Susan Diridoni lives in the San Francisco Bay Area and works as a psychotherapist. In the last few years, her poetry has appeared in: Modern Haiku, bottle rockets, moonset, Mariposa, Modern English Tanka, Ribbons, 3lights, Roadrunner, MASKS. Forthcoming appearances in: Dimitar Anakiev’s (yet to be titled) “Anthology of War”, Presence.
1) Why do you write haiku?
I was a teenager interested in poetry and Zen when I discovered R.H. Blyth’s haiku books. Reading these books made me feel as if I would love Japan—never guessing that later I would travel there often and indeed love that land and its culture. At that time, I was also reading a good deal of other poetry, notably: Rilke, e.e. cummings, William Carlos Williams, paul reps, and contemporary poets of San Francisco. I also wrote poetry (very derivative) and was even published.
Much later, after becoming a psychologist, I began visiting a Trappist Abbey outside of Portland, Oregon. Occasionally I worked in the Pacific Northwest, and I would arrange to visit the Abbey. Then I began a decade of journeying there for Easter. It was being at the Abbey that brought me to the writing of haiku. I found the grounds of the Abbey beautiful—the foliage, trails going up into trees, ponds reflecting skies and the wind upon the water—all against the contemplative quiet and the welcoming community. Some of the guestrooms had long, slim windows which could transform at night in my mind’s eye, turning into real-time Japanese scrolls: moon reflected on a small pond, its surface broken by … koi, an insect, a frog. It seemed that all of this reached a critical mass of lyricism within me, and haiku began bubbling up. All of my initial attempts at haiku emerged from Abbey impressions—in nature, within relationships, and interior currents.
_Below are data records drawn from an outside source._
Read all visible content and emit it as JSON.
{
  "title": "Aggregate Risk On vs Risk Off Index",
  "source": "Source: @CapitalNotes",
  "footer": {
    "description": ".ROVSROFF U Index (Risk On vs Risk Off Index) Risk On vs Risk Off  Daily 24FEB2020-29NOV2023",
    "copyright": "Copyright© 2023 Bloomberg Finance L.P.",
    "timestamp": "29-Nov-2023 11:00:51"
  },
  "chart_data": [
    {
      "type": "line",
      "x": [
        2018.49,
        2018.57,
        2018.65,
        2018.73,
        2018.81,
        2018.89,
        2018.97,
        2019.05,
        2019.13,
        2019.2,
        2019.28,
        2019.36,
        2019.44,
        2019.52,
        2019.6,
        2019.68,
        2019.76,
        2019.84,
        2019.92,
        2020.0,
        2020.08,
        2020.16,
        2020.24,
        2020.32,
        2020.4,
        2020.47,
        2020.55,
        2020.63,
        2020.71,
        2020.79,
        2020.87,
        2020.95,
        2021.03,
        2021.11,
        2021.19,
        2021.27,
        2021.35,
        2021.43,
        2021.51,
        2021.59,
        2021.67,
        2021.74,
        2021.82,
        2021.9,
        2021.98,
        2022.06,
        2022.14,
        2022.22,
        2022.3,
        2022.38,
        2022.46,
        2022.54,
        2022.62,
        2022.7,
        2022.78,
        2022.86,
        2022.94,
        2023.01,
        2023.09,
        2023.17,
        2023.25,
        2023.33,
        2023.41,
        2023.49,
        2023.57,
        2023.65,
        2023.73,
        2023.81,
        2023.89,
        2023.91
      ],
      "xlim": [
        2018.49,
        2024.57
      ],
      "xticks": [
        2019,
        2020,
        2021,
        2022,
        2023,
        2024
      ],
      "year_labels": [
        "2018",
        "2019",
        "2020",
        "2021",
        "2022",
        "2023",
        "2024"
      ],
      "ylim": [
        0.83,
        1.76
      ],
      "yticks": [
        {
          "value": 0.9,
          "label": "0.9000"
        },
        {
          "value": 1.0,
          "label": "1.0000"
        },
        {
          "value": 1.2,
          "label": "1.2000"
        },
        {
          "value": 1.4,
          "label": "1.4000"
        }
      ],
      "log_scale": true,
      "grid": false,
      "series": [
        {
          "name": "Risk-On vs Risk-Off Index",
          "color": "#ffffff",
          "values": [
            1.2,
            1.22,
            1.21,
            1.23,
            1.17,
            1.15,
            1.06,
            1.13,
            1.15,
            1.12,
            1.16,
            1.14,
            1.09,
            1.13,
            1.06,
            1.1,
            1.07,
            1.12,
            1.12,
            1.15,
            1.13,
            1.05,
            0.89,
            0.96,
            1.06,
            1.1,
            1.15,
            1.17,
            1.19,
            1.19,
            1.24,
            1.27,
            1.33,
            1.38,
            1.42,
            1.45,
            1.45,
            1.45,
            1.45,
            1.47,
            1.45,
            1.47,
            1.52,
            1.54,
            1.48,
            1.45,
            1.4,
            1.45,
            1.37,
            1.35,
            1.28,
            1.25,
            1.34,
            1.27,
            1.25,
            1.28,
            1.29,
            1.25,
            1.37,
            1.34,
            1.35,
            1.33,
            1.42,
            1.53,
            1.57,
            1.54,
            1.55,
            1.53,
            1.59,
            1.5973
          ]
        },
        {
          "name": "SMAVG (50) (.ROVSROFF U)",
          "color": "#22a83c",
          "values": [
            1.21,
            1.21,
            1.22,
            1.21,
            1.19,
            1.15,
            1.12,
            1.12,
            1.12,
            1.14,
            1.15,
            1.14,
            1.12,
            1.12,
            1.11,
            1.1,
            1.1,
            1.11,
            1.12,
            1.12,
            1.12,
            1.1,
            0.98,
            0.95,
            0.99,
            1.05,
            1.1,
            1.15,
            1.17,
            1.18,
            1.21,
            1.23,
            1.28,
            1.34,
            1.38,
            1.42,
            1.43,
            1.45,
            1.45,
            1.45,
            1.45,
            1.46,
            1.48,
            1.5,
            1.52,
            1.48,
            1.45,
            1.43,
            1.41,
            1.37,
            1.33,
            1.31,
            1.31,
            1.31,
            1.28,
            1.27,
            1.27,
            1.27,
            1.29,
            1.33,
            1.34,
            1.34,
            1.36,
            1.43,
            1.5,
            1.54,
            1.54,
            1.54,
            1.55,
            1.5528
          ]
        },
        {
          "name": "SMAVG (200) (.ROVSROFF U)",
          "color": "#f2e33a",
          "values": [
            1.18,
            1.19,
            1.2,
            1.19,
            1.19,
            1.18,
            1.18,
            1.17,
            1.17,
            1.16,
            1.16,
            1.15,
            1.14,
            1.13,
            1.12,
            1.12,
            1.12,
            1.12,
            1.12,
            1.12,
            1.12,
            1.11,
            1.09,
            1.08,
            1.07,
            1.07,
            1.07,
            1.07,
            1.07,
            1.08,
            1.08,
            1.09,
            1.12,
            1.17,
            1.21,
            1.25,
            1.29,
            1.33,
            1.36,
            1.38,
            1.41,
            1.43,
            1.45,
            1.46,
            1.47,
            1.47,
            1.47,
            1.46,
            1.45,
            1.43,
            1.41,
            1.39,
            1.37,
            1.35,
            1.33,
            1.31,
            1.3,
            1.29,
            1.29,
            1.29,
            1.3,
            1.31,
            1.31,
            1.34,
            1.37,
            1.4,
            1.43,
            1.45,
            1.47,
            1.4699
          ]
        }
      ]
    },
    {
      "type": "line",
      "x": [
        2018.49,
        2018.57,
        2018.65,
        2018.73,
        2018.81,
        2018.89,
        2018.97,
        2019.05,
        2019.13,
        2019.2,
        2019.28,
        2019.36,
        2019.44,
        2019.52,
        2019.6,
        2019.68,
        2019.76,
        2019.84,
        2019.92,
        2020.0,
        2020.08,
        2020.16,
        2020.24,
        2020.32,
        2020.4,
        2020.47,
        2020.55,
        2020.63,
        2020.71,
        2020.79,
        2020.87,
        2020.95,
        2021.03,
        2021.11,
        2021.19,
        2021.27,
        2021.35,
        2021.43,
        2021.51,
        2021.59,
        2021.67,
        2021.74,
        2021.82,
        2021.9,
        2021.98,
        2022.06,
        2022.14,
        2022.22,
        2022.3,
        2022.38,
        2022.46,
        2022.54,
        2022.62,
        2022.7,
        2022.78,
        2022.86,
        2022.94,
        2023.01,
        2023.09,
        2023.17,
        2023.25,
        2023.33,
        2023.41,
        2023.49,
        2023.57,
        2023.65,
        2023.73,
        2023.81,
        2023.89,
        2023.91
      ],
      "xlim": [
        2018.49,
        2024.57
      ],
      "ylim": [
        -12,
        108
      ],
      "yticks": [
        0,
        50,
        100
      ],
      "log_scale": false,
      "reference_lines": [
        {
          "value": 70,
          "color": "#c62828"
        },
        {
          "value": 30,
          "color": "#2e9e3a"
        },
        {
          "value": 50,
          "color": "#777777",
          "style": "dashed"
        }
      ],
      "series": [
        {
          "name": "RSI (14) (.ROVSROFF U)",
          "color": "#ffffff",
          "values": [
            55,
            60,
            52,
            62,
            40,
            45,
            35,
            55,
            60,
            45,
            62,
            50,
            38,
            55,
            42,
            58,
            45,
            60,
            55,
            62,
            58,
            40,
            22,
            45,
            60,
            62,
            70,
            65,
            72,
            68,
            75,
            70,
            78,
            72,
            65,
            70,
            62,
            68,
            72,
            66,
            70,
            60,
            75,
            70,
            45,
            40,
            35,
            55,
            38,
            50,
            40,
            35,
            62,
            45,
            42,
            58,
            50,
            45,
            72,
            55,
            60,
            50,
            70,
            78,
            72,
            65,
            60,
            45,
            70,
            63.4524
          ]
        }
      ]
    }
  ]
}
After beginning to read contemporary published haiku, my haiku efforts gradually expanded to daily life and beyond.
Many answers given to this question have named dimensions that I, too, find true in writing haiku, especially the aspect of distillation. For me, haiku is the distillation of multi-faceted moments—moments that are exterior, interior, and dynamic.
2) What other poetic forms do you enjoy?
I have less experience writing tanka, but enough to want to continue. In recent years I have been studying poetry with Diane di Prima, who is currently Poet Laureate of San Francisco. Diane’s passionate engagement with the Muse, and her liberal advocacy of the same in her students, make a compelling invitation to explore free verse as well as a wide variety of structured poetry. My readings in poetry are ever growing, including literary journals such as Jubilat and Black Warrior Review, to cite just two. Seems I’m wading into the wide, gossamer river of poetics!
3) Of the many wonderful haiku you’ve written, what do you consider to be your top three?
patches of night
fill the western sky—
my jig-saw memories
bottle rockets #19 / 2008
Epiphany
the unsaid between us
extinguished
Modern Haiku 40.2 / Summer 2009
just east of our troubles the rainbow’s face
Roadrunner X:I / Spring 2010
If you've been enjoying this weekly series and have not contributed, please consider sharing your response (whether it be for haiku or tanka) to the three little questions that Susan answered. You must be a published poet to participate.
3 comments:
Dear Susan, I enjoy the new way of seeing your haiku permit... makes me want to go back and rethink a few things. Many thanks.
particularly loved the rainbow one :)
Sorry, late in posting, Glad to see you here Susan! I really enjoyed your Rainbow's Face haiku. Very nice observation. It brought a smile.